Compte-rendu, opéra. Toulouse, Théâtre du Capitole, le 25 novembre 2016 . Rossini : Le Turc en Italie. Emilio Sagi : mise en scène ; Attilio Cremonesi, direction musicale.
Cette production est fraiche et bien élevée. Sans aucun excès de mise en scène, sans partis pris hasardeux ; nous voilà devant un honnête travail qui permet à la partition de s’envoler et aux voix de briller dans un bel écrin. Dès l’ouverture, nous savons que l’Orchestre du Capitole est en pleine santé avec des solistes au cor et à la trompette parfaits d’élégance. Attilio Cremonesi, dont nous avions apprécié la direction dans la trilogie Da Ponte-Mozart, dirige avec énergie et fougue, une partition plus subtile qu’il n’y paraît. L’équilibre avec les voix est idéal, et les grands ensembles, surtout le premier final glorieux, sont équilibrés. La mise en scène d’Emilio Sagi est habile, idéalisant une transposition discrète dans les années soixante, aux belles robes et costumes souples. Les couleurs sont fraiches et le décor de Daniel Bianco suggère une Naples intemporelle.

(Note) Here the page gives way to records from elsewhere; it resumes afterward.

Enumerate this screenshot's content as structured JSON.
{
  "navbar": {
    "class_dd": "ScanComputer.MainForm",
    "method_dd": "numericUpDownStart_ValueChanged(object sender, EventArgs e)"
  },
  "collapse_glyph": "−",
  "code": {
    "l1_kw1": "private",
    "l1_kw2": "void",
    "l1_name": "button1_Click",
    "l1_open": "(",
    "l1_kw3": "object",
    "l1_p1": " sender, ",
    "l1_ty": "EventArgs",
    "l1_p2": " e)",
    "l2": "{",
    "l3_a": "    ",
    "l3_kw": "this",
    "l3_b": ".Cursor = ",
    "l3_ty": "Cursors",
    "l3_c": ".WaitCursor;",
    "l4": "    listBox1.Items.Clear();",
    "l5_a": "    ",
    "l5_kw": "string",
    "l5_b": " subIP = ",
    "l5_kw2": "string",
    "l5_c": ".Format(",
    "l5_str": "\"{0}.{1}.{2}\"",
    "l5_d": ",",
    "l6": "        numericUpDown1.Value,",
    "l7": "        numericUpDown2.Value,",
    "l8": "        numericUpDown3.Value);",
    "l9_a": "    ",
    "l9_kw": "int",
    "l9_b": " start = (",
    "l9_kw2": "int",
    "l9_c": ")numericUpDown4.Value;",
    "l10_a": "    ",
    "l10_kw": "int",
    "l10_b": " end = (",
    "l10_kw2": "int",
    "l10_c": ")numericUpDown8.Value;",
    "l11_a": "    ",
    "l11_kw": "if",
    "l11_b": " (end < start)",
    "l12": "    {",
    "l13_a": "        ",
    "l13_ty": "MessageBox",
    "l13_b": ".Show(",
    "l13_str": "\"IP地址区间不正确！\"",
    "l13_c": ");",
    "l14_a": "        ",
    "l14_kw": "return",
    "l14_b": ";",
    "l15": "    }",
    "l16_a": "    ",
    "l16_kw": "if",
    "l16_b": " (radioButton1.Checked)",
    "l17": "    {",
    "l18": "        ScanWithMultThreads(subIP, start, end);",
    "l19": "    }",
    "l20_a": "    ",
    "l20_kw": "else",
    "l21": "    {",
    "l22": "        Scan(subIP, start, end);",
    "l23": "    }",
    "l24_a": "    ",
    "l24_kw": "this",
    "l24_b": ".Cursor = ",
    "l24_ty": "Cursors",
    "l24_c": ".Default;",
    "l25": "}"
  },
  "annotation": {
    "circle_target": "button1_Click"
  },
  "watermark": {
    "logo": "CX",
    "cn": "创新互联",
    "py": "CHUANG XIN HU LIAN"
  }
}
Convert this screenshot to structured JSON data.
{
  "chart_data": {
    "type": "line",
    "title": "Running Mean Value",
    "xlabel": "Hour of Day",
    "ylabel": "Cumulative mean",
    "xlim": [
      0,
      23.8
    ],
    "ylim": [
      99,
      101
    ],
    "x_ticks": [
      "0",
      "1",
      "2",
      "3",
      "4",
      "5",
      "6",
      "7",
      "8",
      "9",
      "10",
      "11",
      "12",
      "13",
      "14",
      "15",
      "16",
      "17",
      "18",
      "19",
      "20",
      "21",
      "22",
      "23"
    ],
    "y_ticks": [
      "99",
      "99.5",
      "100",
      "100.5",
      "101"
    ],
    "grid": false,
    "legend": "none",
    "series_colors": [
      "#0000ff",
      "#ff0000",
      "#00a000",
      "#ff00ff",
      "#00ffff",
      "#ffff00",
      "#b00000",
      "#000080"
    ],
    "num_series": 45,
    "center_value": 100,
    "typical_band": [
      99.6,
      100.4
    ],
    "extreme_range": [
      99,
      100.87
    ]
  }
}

La direction d’acteur est pleine de vivacité y compris pour le chœur très mobile et toujours bien chantant. Chaque chanteur a un physique agréable et possède la jeunesse du rôle. Pietro Spagnoli est un Selim de grande classe vocale et scénique. Il a tout pour être un Selim parfait. La Fiorilla de Sabina Puértolas est une pin-up de charme à la voix agile mais peu agréable de timbre. Son époux est habile comédien autant qu’elle. Leur duo sur le scooter est impayable.
La voix d’Alessandro Corbelli accuse habilement le poids des ans et l’art du chanteur est suprême. Le « vieux mari » est vif , il est loin d’être un barbon.

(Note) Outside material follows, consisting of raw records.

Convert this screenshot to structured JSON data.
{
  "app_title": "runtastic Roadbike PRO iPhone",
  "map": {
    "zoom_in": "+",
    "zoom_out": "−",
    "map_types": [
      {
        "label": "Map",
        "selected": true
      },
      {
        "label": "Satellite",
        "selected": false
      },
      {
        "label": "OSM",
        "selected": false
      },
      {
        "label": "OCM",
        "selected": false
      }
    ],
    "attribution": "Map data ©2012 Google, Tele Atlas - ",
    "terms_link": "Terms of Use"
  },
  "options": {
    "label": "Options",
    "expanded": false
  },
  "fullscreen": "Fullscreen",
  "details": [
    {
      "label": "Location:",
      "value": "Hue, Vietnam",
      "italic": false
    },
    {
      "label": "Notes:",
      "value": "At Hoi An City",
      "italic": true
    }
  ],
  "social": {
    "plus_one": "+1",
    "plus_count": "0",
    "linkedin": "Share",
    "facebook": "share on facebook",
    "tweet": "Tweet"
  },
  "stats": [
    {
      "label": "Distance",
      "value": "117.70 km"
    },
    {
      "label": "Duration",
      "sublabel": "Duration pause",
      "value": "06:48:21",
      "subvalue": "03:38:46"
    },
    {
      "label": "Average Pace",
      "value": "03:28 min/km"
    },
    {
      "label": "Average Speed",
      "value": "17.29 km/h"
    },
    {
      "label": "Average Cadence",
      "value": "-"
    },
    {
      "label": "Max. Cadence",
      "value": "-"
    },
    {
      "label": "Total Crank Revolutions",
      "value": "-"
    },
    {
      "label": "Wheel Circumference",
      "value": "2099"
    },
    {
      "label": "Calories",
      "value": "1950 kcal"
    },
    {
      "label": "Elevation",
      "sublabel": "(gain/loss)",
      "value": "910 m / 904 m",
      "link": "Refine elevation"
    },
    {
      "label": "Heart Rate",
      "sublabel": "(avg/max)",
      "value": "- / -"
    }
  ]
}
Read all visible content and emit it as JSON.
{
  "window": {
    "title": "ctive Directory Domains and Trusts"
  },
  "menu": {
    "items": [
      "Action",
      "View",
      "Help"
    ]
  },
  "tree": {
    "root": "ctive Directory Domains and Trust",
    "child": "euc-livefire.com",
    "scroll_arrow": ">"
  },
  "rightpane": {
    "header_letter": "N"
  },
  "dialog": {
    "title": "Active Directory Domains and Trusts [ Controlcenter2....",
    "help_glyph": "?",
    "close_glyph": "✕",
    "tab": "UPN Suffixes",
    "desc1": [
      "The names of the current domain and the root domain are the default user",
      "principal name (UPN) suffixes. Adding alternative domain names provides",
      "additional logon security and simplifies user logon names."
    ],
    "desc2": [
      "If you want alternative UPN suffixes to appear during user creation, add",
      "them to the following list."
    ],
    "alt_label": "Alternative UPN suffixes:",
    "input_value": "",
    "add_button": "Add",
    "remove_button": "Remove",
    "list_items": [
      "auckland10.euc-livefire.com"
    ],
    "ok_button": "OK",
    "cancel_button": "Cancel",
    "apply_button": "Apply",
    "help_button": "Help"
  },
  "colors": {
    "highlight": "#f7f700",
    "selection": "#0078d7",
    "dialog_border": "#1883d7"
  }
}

Le reste de la distribution est plus exotique. Zheng Zhong Zhou est un Prosdocimo vocalement appliqué et scéniquement volontaire, mais ce rôle d’entremetteur si « Italien » ne lui est pas très naturel. En amoureux jaloux le ténor chinois Yijie Shi, a certes un physique de jeune premier, mais la technique vocale semble un peu forcée. Il est d’ailleurs bien plus à l’aise dans son deuxième air de colère que dans la douceur de l’amoureux à l’acte I. La dureté du timbre s’amenuise au cours de la soirée. L’autre ténor, Anton Rositskiy en Albazar, est bien plus suave et sucré de timbre et dans son air pyrotechnique, il assure crânement une tessiture brillante. Et pourquoi ne pas inverser ces deux ténors pour l’”italianité” plus grande du Latin Lover de Fiorilla…
La Zaïda de Franziska Gottwald sait en imposer face à Fiorilla justement, pour reconquérir son Turc mais là aussi le timbre est peu agréable, trop peu italien.

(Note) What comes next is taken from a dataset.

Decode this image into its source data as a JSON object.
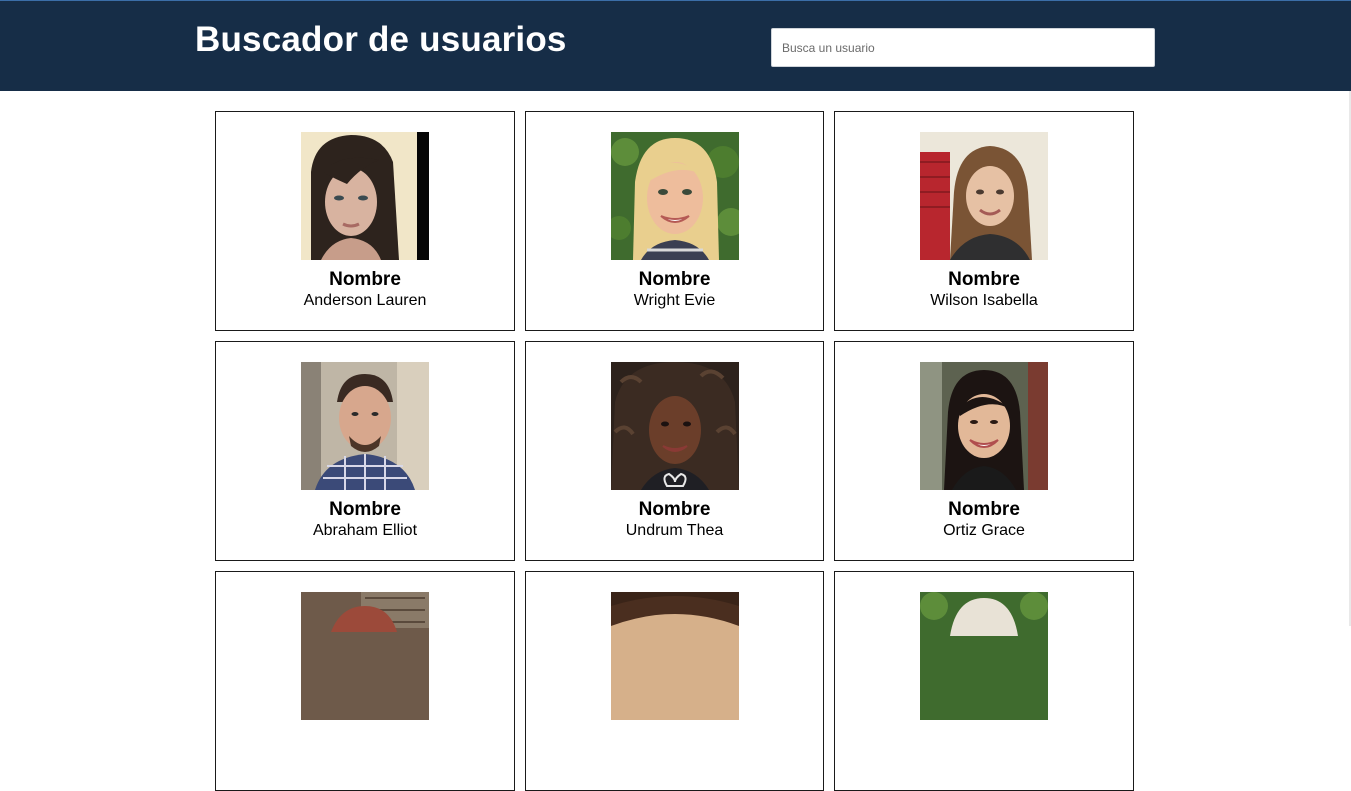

Si les voix ont toutes su rendre hommage à la si délicate technique rossinienne ce sont surtout les qualités scéniques des chanteurs qui créent une belle unité. Au final, la modestie de la mise en scène, – qui célèbre le portrait de Rossini sur scène, la main de fer dans un gant de velours d’Attilio Cremonesi et la perfection chorale et orchestrale des forces capitolines qui entrainent le succès public de ce très agréable spectacle.
Compte-rendu, opéra. Toulouse, Théâtre du Capitole, le 25 novembre 2016 ; Gioacchino Rossini (1792-1868) : Le Turc en Italie, opéra en deux actes sur un livret de Felice Romani créé le 14 août 1814 au Teatro alla Scala de Milan ; Nouvelle production avec le Théâtre municipal de Santiago du Chili et l’Opéra d’Oviedo. Emilio Sagi : mise en scène ; Daniel Bianco : décors ; Pepa Ojanguren : costumes ; Eduardo Bravo : lumières ; Avec : Pietro Spagnoli, Selim ; Sabina Puértolas, Fiorilla ; Alessandro Corbelli, Don Geronio ; Yijie Shi, Narciso ; Franziska Gottwald, Zaida ; Anton Rositskiy, Albazar ; Zheng Zhong Zhou, Prosdocimo ; Orchestre National du Capitole ; Choeur du Capitole, Alfonso Caiani direction. Direction musicale : Attilio Cremonesi, direction musicale.